Paul Virilio, a philosopher of technology, once wrote that to invent the car is to invent the car crash. Every new technology is also a disaster waiting to happen. You have to be prepared.

The MIT scientists behind a new device that uses radio waves and complex algorithms to "see" people's silhouettes through walls and track their movements know this all too well. Their technology is meant to be used in health care, they say, and they've founded a startup that will use the tech to detect if an elderly person falls in their home and alert family members with an app.

Still, the researchers told me that they realize that a device capable of such detailed surveillance in someone's home might be a tantalizing tool for hackers or security agencies such as the NSA to tap into while users are unaware.

"From our perspective any technology will have many uses. However there are particular applications that are more useful and beneficial to society," said Dr. Dina Katabi, one of the authors of a paper describing the device, "Cell phones open up questions of surveillance by a variety of agencies, but the basic use of cellphones is beneficial—communication. The way we perceive this is that the this technology can benefit people in health care."

The device, called RF-Capture, was developed by a team of researchers at MIT's Computer Science and Artificial Intelligence Laboratory (CSAIL). It works by sending out radio waves, much like a WiFi router, and measuring the reflections after they bounce off of a human body in the next room. The waves only hit certain parts of the body at a time—which results in snapshots of information that form an incomplete picture—so the system uses an algorithm to stitch together the measurements and fit them into a model of a human silhouette.

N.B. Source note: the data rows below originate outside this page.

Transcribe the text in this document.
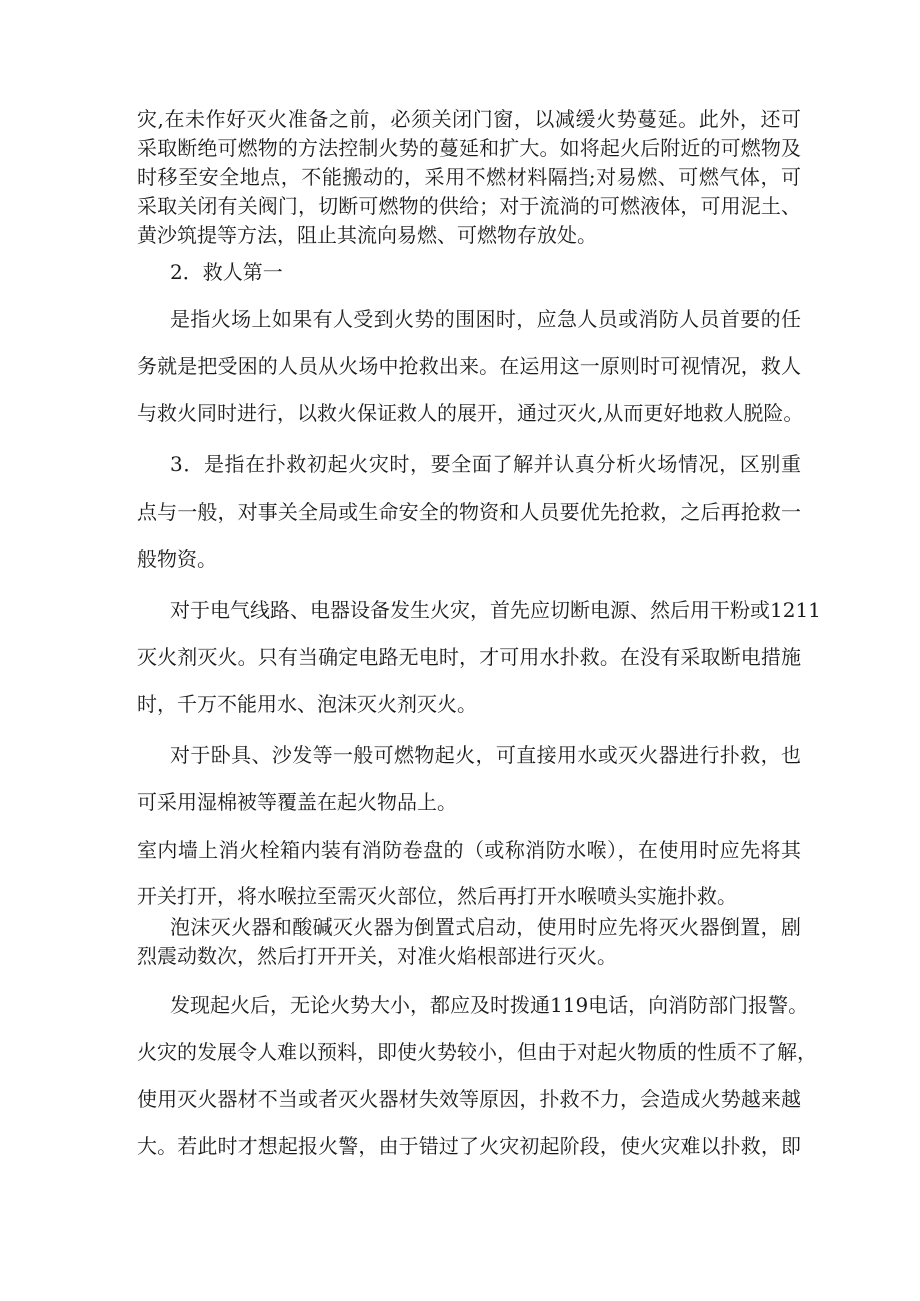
灾,在未作好灭火准备之前，必须关闭门窗，以减缓火势蔓延。此外，还可
采取断绝可燃物的方法控制火势的蔓延和扩大。如将起火后附近的可燃物及
时移至安全地点，不能搬动的，采用不燃材料隔挡;对易燃、可燃气体，可
采取关闭有关阀门，切断可燃物的供给；对于流淌的可燃液体，可用泥土、
黄沙筑提等方法，阻止其流向易燃、可燃物存放处。
2．救人第一
是指火场上如果有人受到火势的围困时，应急人员或消防人员首要的任
务就是把受困的人员从火场中抢救出来。在运用这一原则时可视情况，救人
与救火同时进行，以救火保证救人的展开，通过灭火,从而更好地救人脱险。
3．是指在扑救初起火灾时，要全面了解并认真分析火场情况，区别重
点与一般，对事关全局或生命安全的物资和人员要优先抢救，之后再抢救一
般物资。
对于电气线路、电器设备发生火灾，首先应切断电源、然后用干粉或1211
灭火剂灭火。只有当确定电路无电时，才可用水扑救。在没有采取断电措施
时，千万不能用水、泡沫灭火剂灭火。
对于卧具、沙发等一般可燃物起火，可直接用水或灭火器进行扑救，也
可采用湿棉被等覆盖在起火物品上。
室内墙上消火栓箱内装有消防卷盘的（或称消防水喉），在使用时应先将其
开关打开，将水喉拉至需灭火部位，然后再打开水喉喷头实施扑救。
泡沫灭火器和酸碱灭火器为倒置式启动，使用时应先将灭火器倒置，剧
烈震动数次，然后打开开关，对准火焰根部进行灭火。
发现起火后，无论火势大小，都应及时拨通119电话，向消防部门报警。
火灾的发展令人难以预料，即使火势较小，但由于对起火物质的性质不了解，
使用灭火器材不当或者灭火器材失效等原因，扑救不力，会造成火势越来越
大。若此时才想起报火警，由于错过了火灾初起阶段，使火灾难以扑救，即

The resulting images might look a lot like what you're probably used to seeing from thermal imaging, but RF-Capture is different because infrared doesn't pass through walls or glass. And while thermal imaging is useful in the outdoors, it's not much help when you're trying to see what's going on behind a closed door during a tense hostage situation, for example.

"In hostage situations, you might want to understand how people are moving inside, and understand who the victim and hostage-taker is," said Fadel Adib, the paper's lead author. "This can be very important in law enforcement. It's true that there are privacy concerns, but even in terms of surveillance, there are beneficial applications."

Hopefully, if their device ever makes it into the hands of law enforcement, the cops will need a warrant to use it like other surveillance tech such as Stingray cell phone interceptors.

RF-Capture is still a year away from commercialization, Katabi said, but units will hopefully start shipping later in 2016. The idea of having a device that can see through walls and watch your movements at all times might be a little unsettling from a privacy standpoint, but Katabi and Adib tell me they're already preparing for the worst.